We hurtled past a southbound Metro North train, purposefully carrying its occupants to work as my Amtrak train raced northward out of the City's granite cut and under the George Washington Bridge.

"When does it get pretty?" A hefty man in socks was talking to the conductor. Out the window, I spotted two men fishing in the Hudson. Then we went back into darkness.

"It's pretty all along. You're on the best side."

Note to self: Always be on west side when taking the train north along the Hudson.

I didn't get a window seat. This wasn't surprising, since I'd boarded the full train with only two minutes to spare.

If the PATH train had been delayed... It was unthinkable. I need to stop cutting things so close.

On we rolled, eventually leaving the scenic Hudson River behind, with its cliffs, hills, and picturesque small towns. We entered a tunnel of bright colors as the trees closed around us, the reds and yellows merging at high speeds.


"What's the best part?" I asked the man working in the snack bar.

He motioned at the windowless wall behind him. "How would I know?"

Point taken, I asked the conductor instead.

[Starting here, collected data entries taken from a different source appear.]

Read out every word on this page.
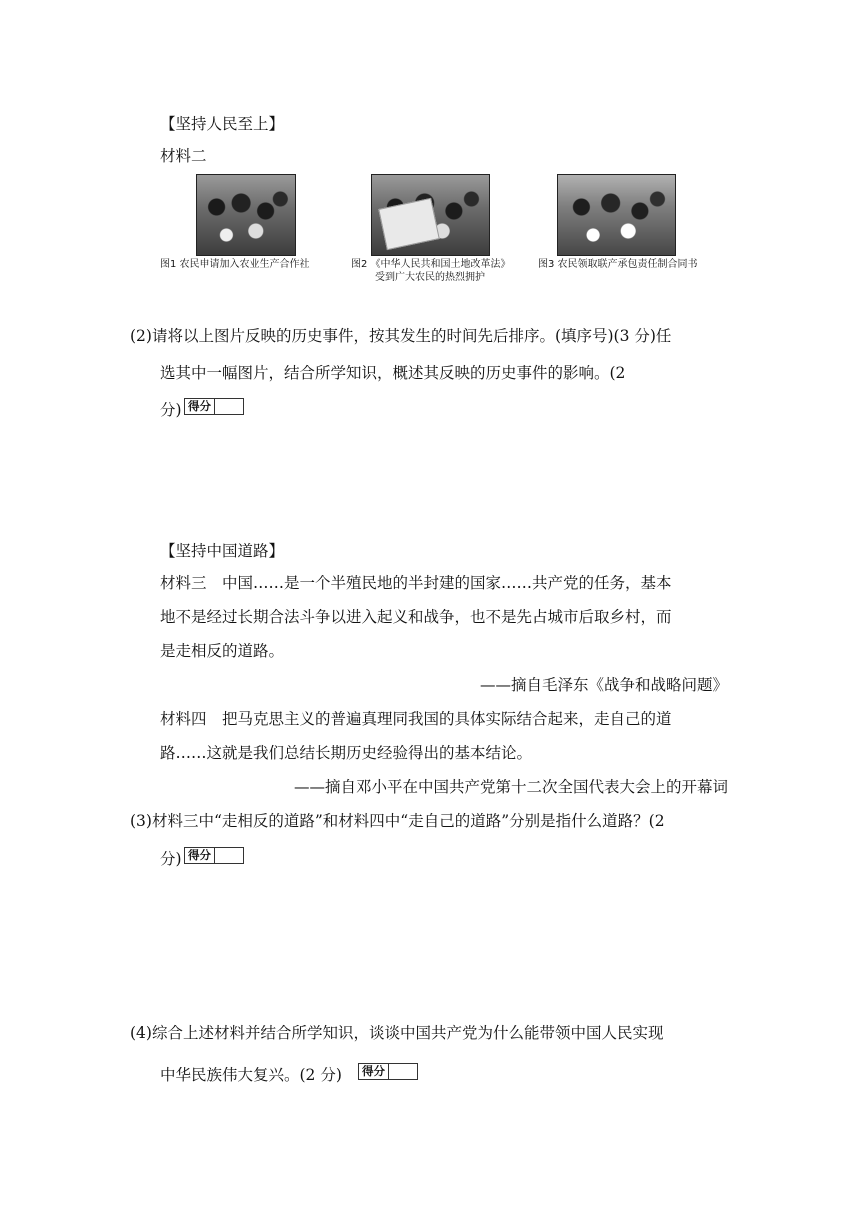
【坚持人民至上】
材料二
图1 农民申请加入农业生产合作社	图2 《中华人民共和国土地改革法》
受到广大农民的热烈拥护
图3 农民领取联产承包责任制合同书
(2)请将以上图片反映的历史事件，按其发生的时间先后排序。(填序号)(3 分)任
选其中一幅图片，结合所学知识，概述其反映的历史事件的影响。(2
分) 得分
【坚持中国道路】
材料三　中国……是一个半殖民地的半封建的国家……共产党的任务，基本
地不是经过长期合法斗争以进入起义和战争，也不是先占城市后取乡村，而
是走相反的道路。
——摘自毛泽东《战争和战略问题》
材料四　把马克思主义的普遍真理同我国的具体实际结合起来，走自己的道
路……这就是我们总结长期历史经验得出的基本结论。
——摘自邓小平在中国共产党第十二次全国代表大会上的开幕词
(3)材料三中“走相反的道路”和材料四中“走自己的道路”分别是指什么道路？(2
分) 得分
(4)综合上述材料并结合所学知识，谈谈中国共产党为什么能带领中国人民实现
中华民族伟大复兴。(2 分)	得分
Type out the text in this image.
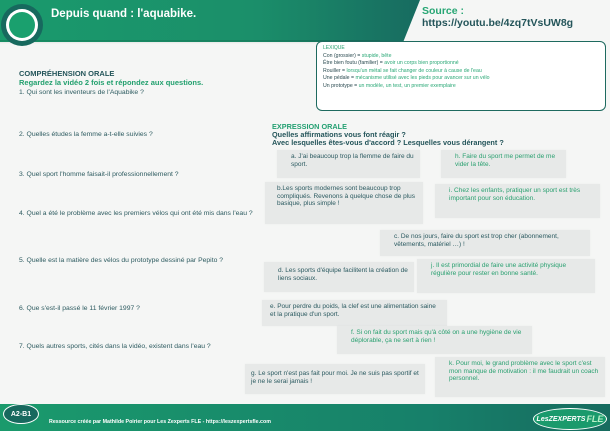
Depuis quand : l'aquabike.	Source :
https://youtu.be/4zq7tVsUW8g
LEXIQUE
Con (grossier) = stupide, bête
Être bien foutu (familier) = avoir un corps bien proportionné
Rouiller = lorsqu'un métal se fait changer de couleur à cause de l'eau
Une pédale = mécanisme utilisé avec les pieds pour avancer sur un vélo
Un prototype = un modèle, un test, un premier exemplaire
COMPRÉHENSION ORALE
Regardez la vidéo 2 fois et répondez aux questions.
1. Qui sont les inventeurs de l'Aquabike ?
2. Quelles études la femme a-t-elle suivies ?
3. Quel sport l'homme faisait-il professionnellement ?
4. Quel a été le problème avec les premiers vélos qui ont été mis dans l'eau ?
5. Quelle est la matière des vélos du prototype dessiné par Pepito ?
6. Que s'est-il passé le 11 février 1997 ?
7. Quels autres sports, cités dans la vidéo, existent dans l'eau ?
EXPRESSION ORALE
Quelles affirmations vous font réagir ?
Avec lesquelles êtes-vous d'accord ? Lesquelles vous dérangent ?
a. J'ai beaucoup trop la flemme de faire du sport.
h. Faire du sport me permet de me vider la tête.
b.Les sports modernes sont beaucoup trop compliqués. Revenons à quelque chose de plus basique, plus simple !
i. Chez les enfants, pratiquer un sport est très important pour son éducation.
c. De nos jours, faire du sport est trop cher (abonnement, vêtements, matériel …) !
d. Les sports d'équipe facilitent la création de liens sociaux.
j. Il est primordial de faire une activité physique régulière pour rester en bonne santé.
e. Pour perdre du poids, la clef est une alimentation saine et la pratique d'un sport.
f. Si on fait du sport mais qu'à côté on a une hygiène de vie déplorable, ça ne sert à rien !
g. Le sport n'est pas fait pour moi. Je ne suis pas sportif et je ne le serai jamais !
k. Pour moi, le grand problème avec le sport c'est mon manque de motivation : il me faudrait un coach personnel.
A2-B1
Ressource créée par Mathilde Poirier pour Les Zexperts FLE - https://leszexpertsfle.com	LesZEXPERTS FLE
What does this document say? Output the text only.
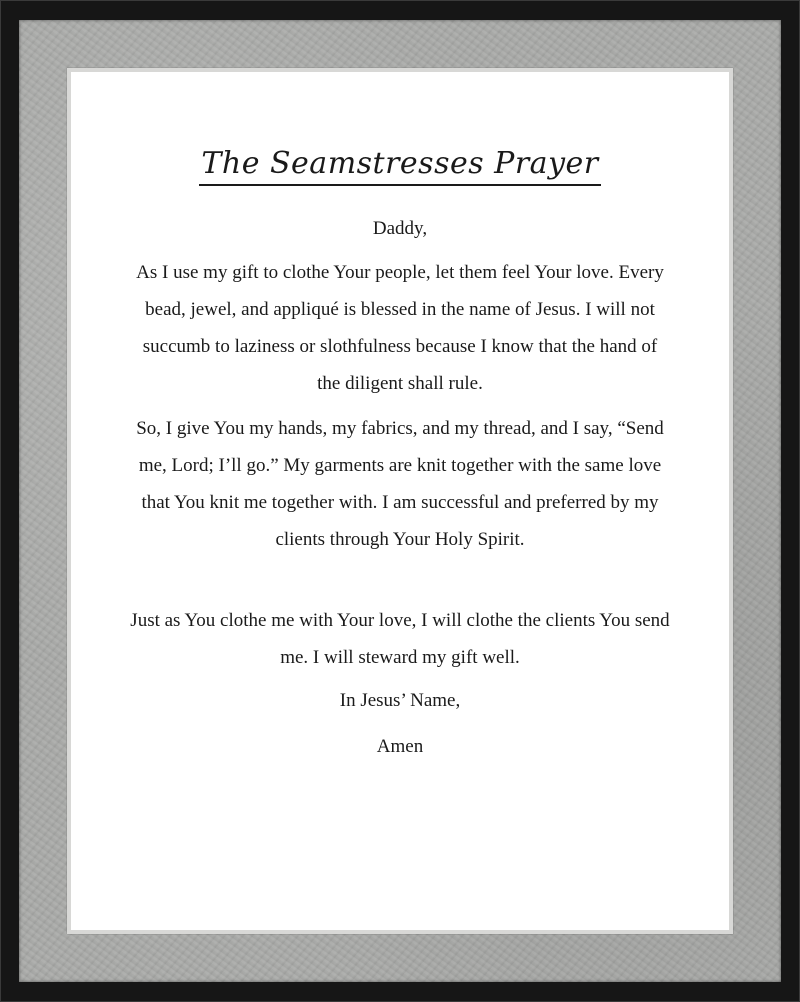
The Seamstresses Prayer

Daddy,

As I use my gift to clothe Your people, let them feel Your love. Every bead, jewel, and appliqué is blessed in the name of Jesus. I will not succumb to laziness or slothfulness because I know that the hand of the diligent shall rule.

So, I give You my hands, my fabrics, and my thread, and I say, “Send me, Lord; I’ll go.” My garments are knit together with the same love that You knit me together with. I am successful and preferred by my clients through Your Holy Spirit.

Just as You clothe me with Your love, I will clothe the clients You send me. I will steward my gift well.

In Jesus’ Name,

Amen
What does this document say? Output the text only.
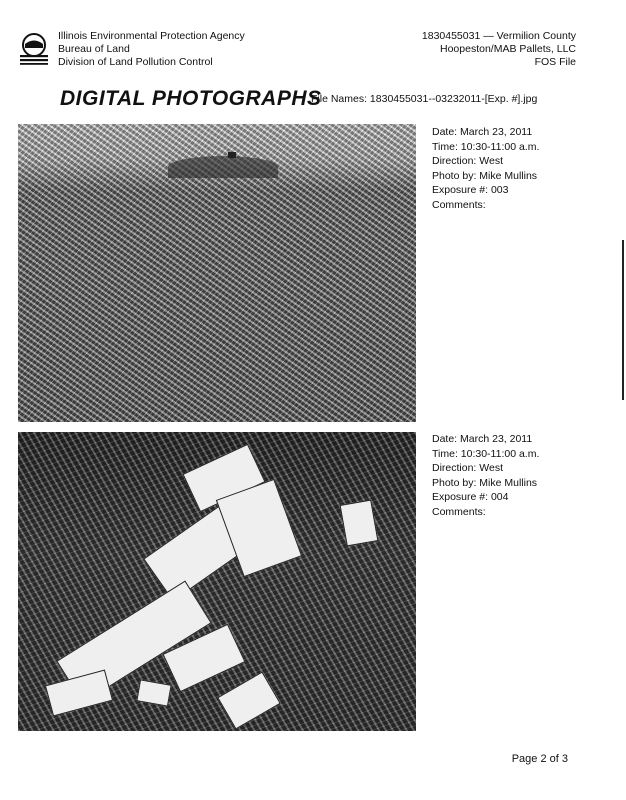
Illinois Environmental Protection Agency
Bureau of Land
Division of Land Pollution Control
1830455031 — Vermilion County
Hoopeston/MAB Pallets, LLC
FOS File
DIGITAL PHOTOGRAPHS
File Names: 1830455031--03232011-[Exp. #].jpg
Date: March 23, 2011
Time: 10:30-11:00 a.m.
Direction: West
Photo by: Mike Mullins
Exposure #: 003
Comments:
Date: March 23, 2011
Time: 10:30-11:00 a.m.
Direction: West
Photo by: Mike Mullins
Exposure #: 004
Comments:
Page 2 of 3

"You've just sat through the best part," he explained. "North of here, the leaves fell early this year."

Oh.

I talked to my neighbor, who had once worked at Macy's.

"They have a jail in Macy's basement, for shoplifters."

Yikes!

And I talked to two older Australian women. They were cousins, one from Sydney and one from the Gold Coast.

"Are you single? We're both single. Neither of us ever married. There are a lot of advantages to it. You are very lucky."

There's something so very civilized about traveling by train. It creates a spirit of camaraderie. In the dining car, a small group offered me different names for leaf colors.

"Copper. Burgundy. Rust. Wait! I have one... how about... ochre!"

The conductor, it turned out, had been right, and eventually we were speeding along next to bare but unembarrassed trees, standing tall in their nakedness.

We were held up at the border, and crept into Montreal just before 8. Exhausted, I found the ATM, took out $20 Canadian, and caught the subway to a small 3-star hotel I'd booked on Hotwire. Collapsed into bed, having seen only the edge of Montreal's underground shopping center, two subway stops, and the central rail station.

And today, I get to do it again on the way home.

2 comments:

Ed Ward said...

Dang, that getting in late part does worry me, since I'm trying to make plans for dinner that night with a really disparate group of folks.

But you're right about train travel; if I could take a train to the States I would, no matter how long it took.

When are they going to finish that Transatlantic Tunnel, anyway?

Anonymous said...

Uh oh! You should have continued on to Ottawa, only 2 hours away from Montreal. We've still got leaves here and I know some people who have been looking at them!